Die Tradition, Gierschblätter als “Sauerkraut” einzulegen, stammt ursprünglich aus Russland. Heute, da wir kaum noch entsprechende Fässer und kühle Keller zur Verfügung haben, ist die koreanische "Kimchi-Variante" eine gesunde Möglichkeit, Giersch zu genießen und auch haltbar zu machen.
Zutaten und Zubereitung
Blätter und Stiele von ca. 500 g Giersch werden kurz mit kochendem Wasser überbrüht.
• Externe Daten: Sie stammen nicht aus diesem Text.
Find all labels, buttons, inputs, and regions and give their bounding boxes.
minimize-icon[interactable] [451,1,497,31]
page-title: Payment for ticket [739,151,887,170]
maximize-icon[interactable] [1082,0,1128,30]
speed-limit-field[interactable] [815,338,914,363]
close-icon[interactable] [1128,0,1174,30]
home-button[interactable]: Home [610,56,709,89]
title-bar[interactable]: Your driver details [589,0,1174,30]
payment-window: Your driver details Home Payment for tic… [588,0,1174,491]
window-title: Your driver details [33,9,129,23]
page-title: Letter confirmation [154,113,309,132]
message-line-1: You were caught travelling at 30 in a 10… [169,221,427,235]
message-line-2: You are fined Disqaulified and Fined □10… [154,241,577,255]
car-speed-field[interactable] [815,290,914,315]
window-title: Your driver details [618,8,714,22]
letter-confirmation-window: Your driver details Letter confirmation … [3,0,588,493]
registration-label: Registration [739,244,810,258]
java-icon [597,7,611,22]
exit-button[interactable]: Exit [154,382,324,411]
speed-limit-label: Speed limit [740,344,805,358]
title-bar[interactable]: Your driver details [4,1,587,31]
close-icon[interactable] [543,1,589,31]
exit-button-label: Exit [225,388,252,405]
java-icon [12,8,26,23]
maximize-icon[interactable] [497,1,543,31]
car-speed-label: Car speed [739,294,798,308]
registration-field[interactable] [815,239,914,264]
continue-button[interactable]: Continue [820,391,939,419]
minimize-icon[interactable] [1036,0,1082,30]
Abtropfen lassen und schichtweise in Gläser (je nach Größe) oder einen Keramiktopf (Steingut) legen, (jeweils) mit 35 g Steinsalz bestreuen und kräftig festdrücken, so dass der Zellsaft austritt. An der Oberfläche des Glases dürfen keine Blätter in die Luft ragen, alles muss mit der Mischung aus Salzwasser und Zellsaft bedeckt sein (Schimmelgefahr!).
Die Arbeit der Milchsäurebakterien beginnt sehr schnell, sie verarbeiten die im Giersch enthaltenen Kohlenhydrate - die aufsteigenden Gasbläschen zeigen dies an.
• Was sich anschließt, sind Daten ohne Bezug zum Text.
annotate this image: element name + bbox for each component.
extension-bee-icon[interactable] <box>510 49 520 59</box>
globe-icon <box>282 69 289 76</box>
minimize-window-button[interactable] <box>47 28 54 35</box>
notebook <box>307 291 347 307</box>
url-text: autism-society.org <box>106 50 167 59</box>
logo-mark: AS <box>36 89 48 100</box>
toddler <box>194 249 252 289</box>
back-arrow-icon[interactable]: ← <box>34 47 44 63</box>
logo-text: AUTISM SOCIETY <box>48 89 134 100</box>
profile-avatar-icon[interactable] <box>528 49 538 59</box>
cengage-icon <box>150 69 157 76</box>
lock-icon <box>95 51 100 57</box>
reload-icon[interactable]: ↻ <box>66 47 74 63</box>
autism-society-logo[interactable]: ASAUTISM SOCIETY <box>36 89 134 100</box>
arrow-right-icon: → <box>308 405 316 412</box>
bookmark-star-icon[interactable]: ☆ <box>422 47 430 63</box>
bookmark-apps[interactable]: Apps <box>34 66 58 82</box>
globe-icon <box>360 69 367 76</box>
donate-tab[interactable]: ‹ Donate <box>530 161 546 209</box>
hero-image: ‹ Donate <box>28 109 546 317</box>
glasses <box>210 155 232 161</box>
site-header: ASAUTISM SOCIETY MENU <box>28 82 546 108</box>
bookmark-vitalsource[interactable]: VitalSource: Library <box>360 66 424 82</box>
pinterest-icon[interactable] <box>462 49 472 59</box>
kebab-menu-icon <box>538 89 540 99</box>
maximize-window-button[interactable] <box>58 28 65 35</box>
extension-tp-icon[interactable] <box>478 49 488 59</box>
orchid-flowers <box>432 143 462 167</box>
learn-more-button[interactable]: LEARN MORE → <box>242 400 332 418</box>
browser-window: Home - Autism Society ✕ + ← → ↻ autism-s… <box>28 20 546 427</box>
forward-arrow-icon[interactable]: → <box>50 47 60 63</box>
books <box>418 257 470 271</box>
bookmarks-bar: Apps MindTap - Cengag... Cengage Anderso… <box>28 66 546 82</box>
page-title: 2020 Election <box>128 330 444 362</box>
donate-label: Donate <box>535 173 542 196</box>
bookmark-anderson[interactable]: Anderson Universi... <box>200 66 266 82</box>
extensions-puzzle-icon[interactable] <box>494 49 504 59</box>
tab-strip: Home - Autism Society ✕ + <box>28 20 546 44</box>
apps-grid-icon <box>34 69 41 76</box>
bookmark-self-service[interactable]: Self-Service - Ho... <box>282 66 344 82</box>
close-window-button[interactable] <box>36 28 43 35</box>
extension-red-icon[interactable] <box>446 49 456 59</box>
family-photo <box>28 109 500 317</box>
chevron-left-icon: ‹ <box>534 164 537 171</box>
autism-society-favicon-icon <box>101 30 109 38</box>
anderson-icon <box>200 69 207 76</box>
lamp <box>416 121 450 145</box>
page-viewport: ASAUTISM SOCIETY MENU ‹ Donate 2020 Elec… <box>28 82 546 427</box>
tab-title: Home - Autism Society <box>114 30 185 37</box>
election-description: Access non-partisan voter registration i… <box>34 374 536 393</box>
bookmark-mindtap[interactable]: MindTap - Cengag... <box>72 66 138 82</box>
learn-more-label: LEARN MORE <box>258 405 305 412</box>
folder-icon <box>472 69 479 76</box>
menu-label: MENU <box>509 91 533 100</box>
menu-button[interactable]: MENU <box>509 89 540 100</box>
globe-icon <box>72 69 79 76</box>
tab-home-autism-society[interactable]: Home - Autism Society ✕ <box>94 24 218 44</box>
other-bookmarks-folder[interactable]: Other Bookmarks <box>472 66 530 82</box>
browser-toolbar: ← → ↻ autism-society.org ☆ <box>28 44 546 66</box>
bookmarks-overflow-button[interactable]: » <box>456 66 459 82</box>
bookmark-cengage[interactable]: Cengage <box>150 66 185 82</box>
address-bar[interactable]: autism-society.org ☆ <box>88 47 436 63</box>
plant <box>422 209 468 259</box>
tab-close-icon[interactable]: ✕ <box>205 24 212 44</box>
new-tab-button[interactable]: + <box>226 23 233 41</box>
Das Glas darf daher auch nicht fest geschlossen sein, da das Gas entweichen muss.
Weckgläser mit nur aufgelegtem Deckel haben sich hier bewährt.
Zu Beginn der Vergärung kann man den Kimchi 2-3 Tage in der Küche bei Zimmertemperatur stehen lassen, danach im Kühlschrank aufbewahren. Im Kühlen läuft der Gärprozess dann langsamer weiter.
Giersch-Kimchi kann schon nach wenigen Tagen gegessen werden oder auch erst nach längerer Reifezeit.